Heads on a platter is the first thing that comes to mind.

Time Magazine ran the following photo on its cover during its coverage of the war in Lebanon between the Islamic terror group Hizbullah and Israel. The person who took that photo was a Time photographer, Bruno Stevens.



We now learn that not only did Time Magazine mislead the public by making false assertions about the photo and its captions, purposefully inserted captions that were misleading, and omitted photos and information that would cast a completely different light on the incidents photographed.

The editors at Time must account for their actions. I doubt that they will. No one will hold them accountable.

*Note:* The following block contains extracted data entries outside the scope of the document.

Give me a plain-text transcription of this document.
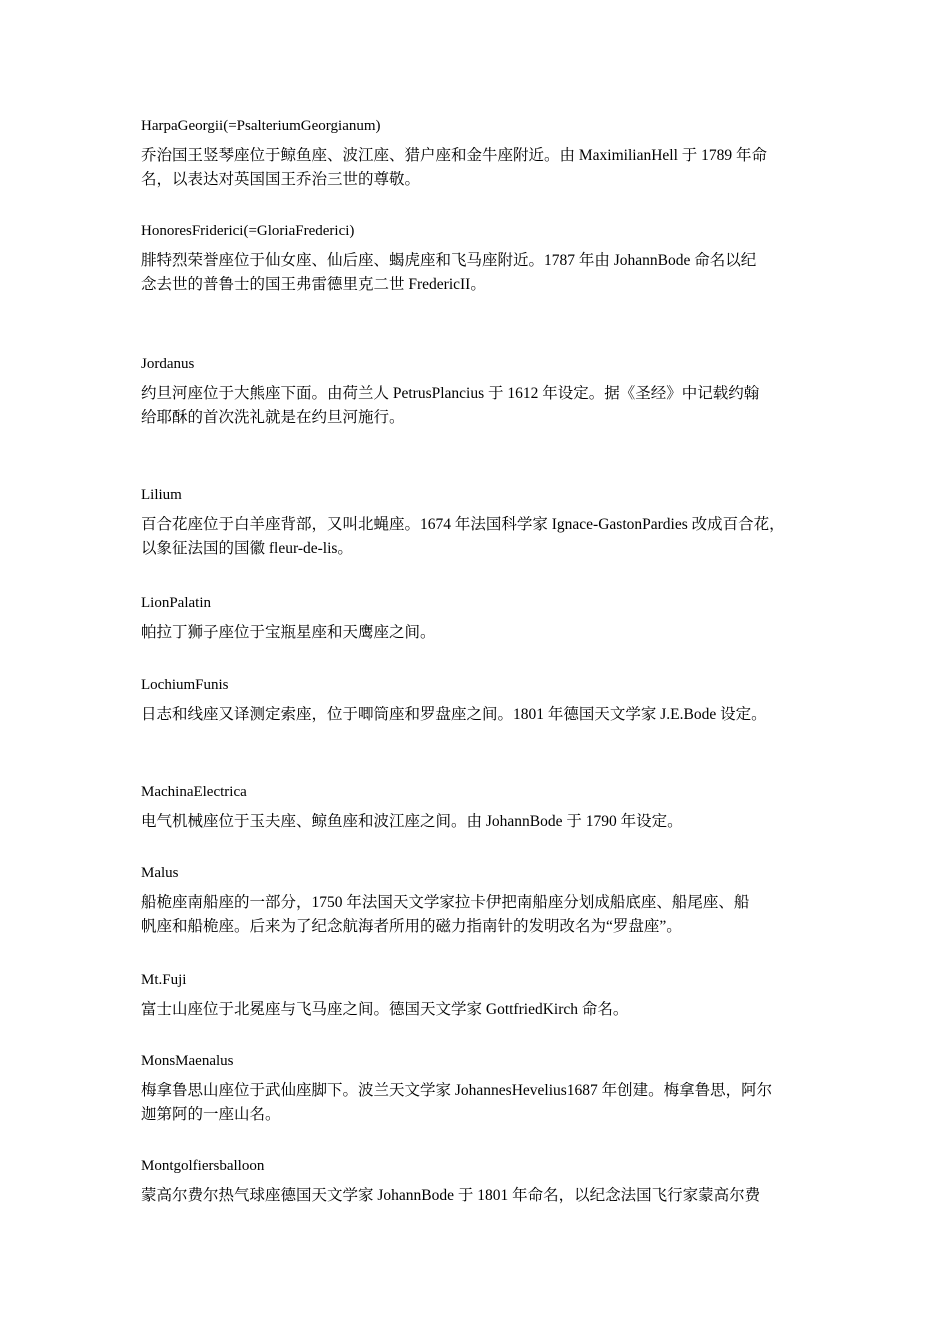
HarpaGeorgii(=PsalteriumGeorgianum)
乔治国王竖琴座位于鲸鱼座、波江座、猎户座和金牛座附近。由 MaximilianHell 于 1789 年命
名，以表达对英国国王乔治三世的尊敬。
HonoresFriderici(=GloriaFrederici)
腓特烈荣誉座位于仙女座、仙后座、蝎虎座和飞马座附近。1787 年由 JohannBode 命名以纪
念去世的普鲁士的国王弗雷德里克二世 FredericII。
Jordanus
约旦河座位于大熊座下面。由荷兰人 PetrusPlancius 于 1612 年设定。据《圣经》中记载约翰
给耶酥的首次洗礼就是在约旦河施行。
Lilium
百合花座位于白羊座背部，又叫北蝇座。1674 年法国科学家 Ignace-GastonPardies 改成百合花，
以象征法国的国徽 fleur-de-lis。
LionPalatin
帕拉丁狮子座位于宝瓶星座和天鹰座之间。
LochiumFunis
日志和线座又译测定索座，位于唧筒座和罗盘座之间。1801 年德国天文学家 J.E.Bode 设定。
MachinaElectrica
电气机械座位于玉夫座、鲸鱼座和波江座之间。由 JohannBode 于 1790 年设定。
Malus
船桅座南船座的一部分，1750 年法国天文学家拉卡伊把南船座分划成船底座、船尾座、船
帆座和船桅座。后来为了纪念航海者所用的磁力指南针的发明改名为“罗盘座”。
Mt.Fuji
富士山座位于北冕座与飞马座之间。德国天文学家 GottfriedKirch 命名。
MonsMaenalus
梅拿鲁思山座位于武仙座脚下。波兰天文学家 JohannesHevelius1687 年创建。梅拿鲁思，阿尔
迦第阿的一座山名。
Montgolfiersballoon
蒙高尔费尔热气球座德国天文学家 JohannBode 于 1801 年命名，以纪念法国飞行家蒙高尔费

Meanwhile, anyone else notice that Marie Claire also decided to photo edit Elizabeth Vargas' head onto a woman who was sitting behind an anchor desk while breast feeding. Seems to me that the problems with photo editing aren't confined to the political. It's everywhere, and people in the industry simply don't care about the ramifications of these actions, including the introduction of bias and purposefully misleading the public unless the whistle is blown.

The problem is that few are punished for their actions, and it goes on regardless of the supposed editorial controls. Indeed, in the instance of Time Magazine, it was the editors themselves who edited and rewrote the captions to give the photos a completely different meaning. Ace observed that there were three specific misrepresentations: 1) that Hizbullah shot down an Israeli jet (a false assertion); 2) the target was illegitimate (it was a tire dump); and 3) the target was a Hizbullah missile launcher adjacent to a Lebanese military base.

Time specifically refused to run another photo that would have shown the Hizbullah missile launcher and its location in proximity to the fire. That's willful action on their part to shade and mislead the coverage. It's similar to the actions by Reuters in running false and misleading captions describing the photos - omitting critical information, adding purposefully biased information, or both.

And we still have to worry about future examples of journalists stage managing events for maximum impact.

Others blogging and calling for heads to roll: Confederate Yankee, Ace of Spades, Blue Crab Boulevard, Dan Riehl, Michelle Malkin.